常数和指针

Question

This is going to be a long-winded post, so I apologize in advance.. but trying to ask multiple questions with context:

So, I've been trying to learn C++, and I've been picking everything up fairly easily, but I make a habit of trying to do things alongside the tutorials in "slightly different ways", in order to ensure that I understand the functionality of the thing I'm learning.

I seem to have hit a mental roadblock regarding constants and their involvements with pointers.

In the previous section, I think I got a pretty solid grip on references, dereferences (and the difference between * when used for dereferences and pointers), and then wrote this code:

int a[5];
int * p;

p = a;

cout << "Select the value for the first item at address(" << &a[0] << ")" << nl;
cin >> *p;
p++;
cout << "Select the value for the second item at address(" << &a[1] << ")" << nl;
cin >> *p;
p++;
cout << "Select the value for the third item at address(" << &a[2] << ")" << nl;
cin >> *p;
p++;
cout << "Select the value for the fourth item at address(" << &a[3] << ")" << nl;
cin >> *p;
p++;
cout << "Select the value for the fifth item at address(" << &a[4] << ")" << nl;
cin >> *p;

for (int n=0;n<5;n++)
    cout << a[n] << "(" << &a[n] << ")" << nl;

Now, I realize that this isn't necessarily the most "optimized" solution, ever.. but it worked, I was able to "write" into the array I had store on the memory, and display the changes. It was neat, and like I said.. I think I got a pretty good understanding of how these things worked.

..and then, I hit the next section, which used the example:

const char * terry = "hello";

to teach me, and I quote: "As in the case of arrays, the compiler allows the special case that we want to initialize the content at which the pointer points with constants at the same moment the pointer is declared" (this being on the cplusplus.com tutorial ).

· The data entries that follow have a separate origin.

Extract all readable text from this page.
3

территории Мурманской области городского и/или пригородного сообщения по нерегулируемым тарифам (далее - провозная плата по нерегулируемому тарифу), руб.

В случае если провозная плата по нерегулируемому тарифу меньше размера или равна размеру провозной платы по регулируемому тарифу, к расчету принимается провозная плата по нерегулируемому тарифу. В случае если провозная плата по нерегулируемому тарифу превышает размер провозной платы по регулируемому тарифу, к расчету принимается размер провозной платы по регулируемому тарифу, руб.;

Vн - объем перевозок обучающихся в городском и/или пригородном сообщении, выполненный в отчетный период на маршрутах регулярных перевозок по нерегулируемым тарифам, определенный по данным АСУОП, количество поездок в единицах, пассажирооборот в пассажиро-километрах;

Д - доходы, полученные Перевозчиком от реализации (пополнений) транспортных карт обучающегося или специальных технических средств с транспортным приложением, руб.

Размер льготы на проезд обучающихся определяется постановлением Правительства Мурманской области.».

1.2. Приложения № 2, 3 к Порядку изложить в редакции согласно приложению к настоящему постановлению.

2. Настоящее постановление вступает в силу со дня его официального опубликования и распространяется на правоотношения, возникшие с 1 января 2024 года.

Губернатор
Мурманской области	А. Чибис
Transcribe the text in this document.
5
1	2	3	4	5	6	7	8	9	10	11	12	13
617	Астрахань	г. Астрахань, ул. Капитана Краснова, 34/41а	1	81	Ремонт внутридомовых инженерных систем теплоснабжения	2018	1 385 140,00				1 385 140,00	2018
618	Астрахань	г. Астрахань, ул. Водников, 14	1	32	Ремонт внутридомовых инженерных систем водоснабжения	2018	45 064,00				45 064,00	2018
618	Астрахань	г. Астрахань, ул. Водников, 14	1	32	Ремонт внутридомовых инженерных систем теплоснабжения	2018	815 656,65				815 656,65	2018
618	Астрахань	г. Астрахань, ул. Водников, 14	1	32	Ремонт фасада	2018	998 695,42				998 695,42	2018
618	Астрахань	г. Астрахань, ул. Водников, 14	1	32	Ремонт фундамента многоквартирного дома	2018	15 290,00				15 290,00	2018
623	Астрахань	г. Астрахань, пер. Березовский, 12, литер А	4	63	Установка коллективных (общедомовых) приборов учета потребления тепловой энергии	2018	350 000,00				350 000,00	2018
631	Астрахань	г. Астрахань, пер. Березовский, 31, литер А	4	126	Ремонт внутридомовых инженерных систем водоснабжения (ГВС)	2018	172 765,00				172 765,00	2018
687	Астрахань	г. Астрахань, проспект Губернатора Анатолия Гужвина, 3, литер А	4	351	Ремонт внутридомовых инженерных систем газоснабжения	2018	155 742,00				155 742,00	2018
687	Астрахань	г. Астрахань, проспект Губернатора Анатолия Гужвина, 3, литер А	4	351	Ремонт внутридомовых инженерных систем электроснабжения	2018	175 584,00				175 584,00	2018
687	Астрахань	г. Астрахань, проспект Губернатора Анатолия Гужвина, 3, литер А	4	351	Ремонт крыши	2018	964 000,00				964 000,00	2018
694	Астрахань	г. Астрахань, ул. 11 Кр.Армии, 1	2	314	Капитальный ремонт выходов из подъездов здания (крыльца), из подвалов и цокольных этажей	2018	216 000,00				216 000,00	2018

Anyway, to get to the point: in order to try and familiarize myself with it and the previous section, I tried writing:

const char * p = "Hello.";

for (int n=0;n<5;n++)
    cout << p[n] << "(" << &p[n] << ")" << nl;
    cout << nl;

..and this does not work. I essentially tried replicating my previous code (although without the writing aspect) in an attempt to be able to read the RAM-location of each character in this constant array, and I experimented with every possible combination of pointers, references, dereferences, etc.. but I just get a print out of the whole "Hello." array with &p.

How in the hell does one get the reference of a constant array? I think I understand the basic premise that I'm creating an array and immediately allocating it to memory, and then assigning a pointer (p) to the first block ("H")'s location.. but I can't seem to print the blocks out. I was able to get the location of the first block to print at one point (can't remember what code I used to do this) and tied it into the for loop, but even then.. it just ALWAYS printed the location of the first block, even when assigned to follow the [n] count.

I have no idea what I'm missing, here, or if I'm just trying to reach "over my head", but maybe I just don't understand the usage/point of creating an array without being able to location the memory assignment of each item within it..

This brings me to my next issue, though. How does one get the memory location of a char variable, whether constant or not? I have been having issues with this code, as well:

char const a = 100;
int * b = &a;

cout << a << nl << *b << nl;
cout << nl;

Obviously, this doesn't work.. because I can't assign b to the location of a, since they're different variables.. and obviously making a char pointer is silly, since it's just going to print messed up/null characters instead of the location (I checked this, obviously.. not just assuming).

I hope I'm just missing an option to use which may just be "more advanced" than where I'm currently at.. but if I'm not, I don't quite see the point in being able to access the block location of any type of variable/constant, if you can't access ALL of them due to restrictions of the type being used.

This problem is sorta what limits the third quoted code, too: the fact that I can't just assign a variable to hold the &p value, since it itself would have to be a char to be compatible.. which is pointless since char can't hold the eight-digit reference.

Answer 1

In

const char * p = "Hello.";

[...]   cout << &p[n]   [...]

&p[n] is a pointer to char , and cout::operator<< has an overload that takes a pointer to a char and prints a null-terminated string, that's probably why you're confused.